26.10.2020
Genç adam gözlerini açtığında daha önce hiç görmediği bir adanın kumlarında yatıyordu. Etrafına baktığında yanında iki kişinin daha olduğunu gördü. Ayağa kalkıp ensesini kaşıdı. En son ne olmuştu?
Uçak düşerken yanına iki kişi gelmişti ve içlerinden bir tanesi "Kaçalım buradan!" diye bağırmıştı.

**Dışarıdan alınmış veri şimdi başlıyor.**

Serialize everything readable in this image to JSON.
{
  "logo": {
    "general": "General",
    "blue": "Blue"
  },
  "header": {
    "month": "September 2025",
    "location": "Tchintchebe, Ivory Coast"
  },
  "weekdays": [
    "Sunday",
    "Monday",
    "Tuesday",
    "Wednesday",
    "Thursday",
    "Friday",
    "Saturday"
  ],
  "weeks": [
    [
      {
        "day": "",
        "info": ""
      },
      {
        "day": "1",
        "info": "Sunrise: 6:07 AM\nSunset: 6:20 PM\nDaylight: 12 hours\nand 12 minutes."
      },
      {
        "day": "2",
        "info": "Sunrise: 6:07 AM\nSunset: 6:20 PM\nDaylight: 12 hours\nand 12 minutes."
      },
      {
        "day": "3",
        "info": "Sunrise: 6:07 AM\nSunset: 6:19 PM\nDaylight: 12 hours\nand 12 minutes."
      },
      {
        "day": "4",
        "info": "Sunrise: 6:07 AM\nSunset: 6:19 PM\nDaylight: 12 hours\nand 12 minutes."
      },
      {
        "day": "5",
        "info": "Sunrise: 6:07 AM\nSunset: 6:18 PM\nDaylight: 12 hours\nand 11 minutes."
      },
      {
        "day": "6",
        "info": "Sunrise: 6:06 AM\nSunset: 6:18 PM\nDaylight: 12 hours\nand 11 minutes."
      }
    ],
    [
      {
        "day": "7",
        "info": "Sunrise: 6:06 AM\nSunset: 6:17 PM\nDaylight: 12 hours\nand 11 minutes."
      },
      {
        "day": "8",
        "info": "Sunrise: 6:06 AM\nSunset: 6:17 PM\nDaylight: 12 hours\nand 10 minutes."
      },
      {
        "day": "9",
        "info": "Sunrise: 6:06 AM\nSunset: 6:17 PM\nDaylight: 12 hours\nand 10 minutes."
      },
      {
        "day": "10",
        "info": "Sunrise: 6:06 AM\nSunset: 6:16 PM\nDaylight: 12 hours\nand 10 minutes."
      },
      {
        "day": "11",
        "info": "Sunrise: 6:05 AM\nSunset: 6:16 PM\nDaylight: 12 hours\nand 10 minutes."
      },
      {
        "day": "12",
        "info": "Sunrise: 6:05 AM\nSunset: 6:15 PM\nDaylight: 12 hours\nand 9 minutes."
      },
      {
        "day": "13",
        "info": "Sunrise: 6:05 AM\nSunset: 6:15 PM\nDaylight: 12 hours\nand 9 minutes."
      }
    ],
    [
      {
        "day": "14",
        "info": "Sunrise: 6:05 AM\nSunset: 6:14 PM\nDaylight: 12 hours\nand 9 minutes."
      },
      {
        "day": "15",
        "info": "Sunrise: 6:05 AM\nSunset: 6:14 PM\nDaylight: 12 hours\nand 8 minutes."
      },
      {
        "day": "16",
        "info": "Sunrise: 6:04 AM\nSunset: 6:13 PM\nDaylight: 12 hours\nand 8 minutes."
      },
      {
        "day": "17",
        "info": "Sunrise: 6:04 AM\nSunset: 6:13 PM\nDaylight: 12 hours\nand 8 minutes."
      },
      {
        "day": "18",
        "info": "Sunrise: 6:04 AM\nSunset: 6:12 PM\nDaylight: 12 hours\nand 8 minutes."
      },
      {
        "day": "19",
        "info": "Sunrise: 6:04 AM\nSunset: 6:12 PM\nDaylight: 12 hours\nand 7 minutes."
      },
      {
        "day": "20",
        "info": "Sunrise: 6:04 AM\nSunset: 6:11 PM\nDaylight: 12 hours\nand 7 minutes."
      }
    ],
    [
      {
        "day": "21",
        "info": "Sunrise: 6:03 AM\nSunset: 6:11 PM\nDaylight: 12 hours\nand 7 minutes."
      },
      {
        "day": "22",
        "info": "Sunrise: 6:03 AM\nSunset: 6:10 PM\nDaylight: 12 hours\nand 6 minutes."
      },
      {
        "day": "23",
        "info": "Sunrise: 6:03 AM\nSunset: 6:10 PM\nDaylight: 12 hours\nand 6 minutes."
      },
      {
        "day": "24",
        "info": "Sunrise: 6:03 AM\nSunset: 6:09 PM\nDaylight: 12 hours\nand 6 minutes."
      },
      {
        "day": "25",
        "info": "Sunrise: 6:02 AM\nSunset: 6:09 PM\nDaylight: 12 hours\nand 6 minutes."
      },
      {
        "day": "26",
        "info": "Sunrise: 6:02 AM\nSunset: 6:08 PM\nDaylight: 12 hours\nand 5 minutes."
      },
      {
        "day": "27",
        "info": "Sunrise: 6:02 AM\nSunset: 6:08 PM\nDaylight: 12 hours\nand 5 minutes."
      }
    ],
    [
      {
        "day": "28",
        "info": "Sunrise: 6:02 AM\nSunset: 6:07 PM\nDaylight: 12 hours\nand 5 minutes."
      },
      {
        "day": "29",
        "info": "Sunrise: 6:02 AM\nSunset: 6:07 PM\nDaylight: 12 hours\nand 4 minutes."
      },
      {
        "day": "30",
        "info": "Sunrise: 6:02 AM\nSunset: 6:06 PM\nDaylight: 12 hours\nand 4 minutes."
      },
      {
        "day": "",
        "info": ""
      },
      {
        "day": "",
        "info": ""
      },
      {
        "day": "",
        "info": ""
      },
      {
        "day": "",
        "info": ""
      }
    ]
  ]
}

Sonuç olarak birlikte denize düşmüşler ve en yakın adaya kadar yüzmüşlerdi. Gerisini hatırlamıyordu, kıyıya ulaştıklarında uyuya kalmış olmalılardı.
Uyuyan gençlerin yanına gidip onları dürtmeye başladı. Birisi gözlerini açıp ona baktı, daha sonrasında yanındakini dürttü "Ne var Seokjin? Bir uyutmadın!"
"Uyansana geri zekalı!" dedi Seokjin.
"Gerizekalı senin anandır." dedi yanındaki adam uyumaya devam ederken.
"Lan anamın ne suçu var!" dedi Seokjin sinirle.
"Seni doğurmuş yetmez mi?" göz devirdi Seokjin.
"Uyan artık, çıldırtma beni!" Genç adam bıkkınlıkla gözlerini açtı "Uyandım oldu mu?"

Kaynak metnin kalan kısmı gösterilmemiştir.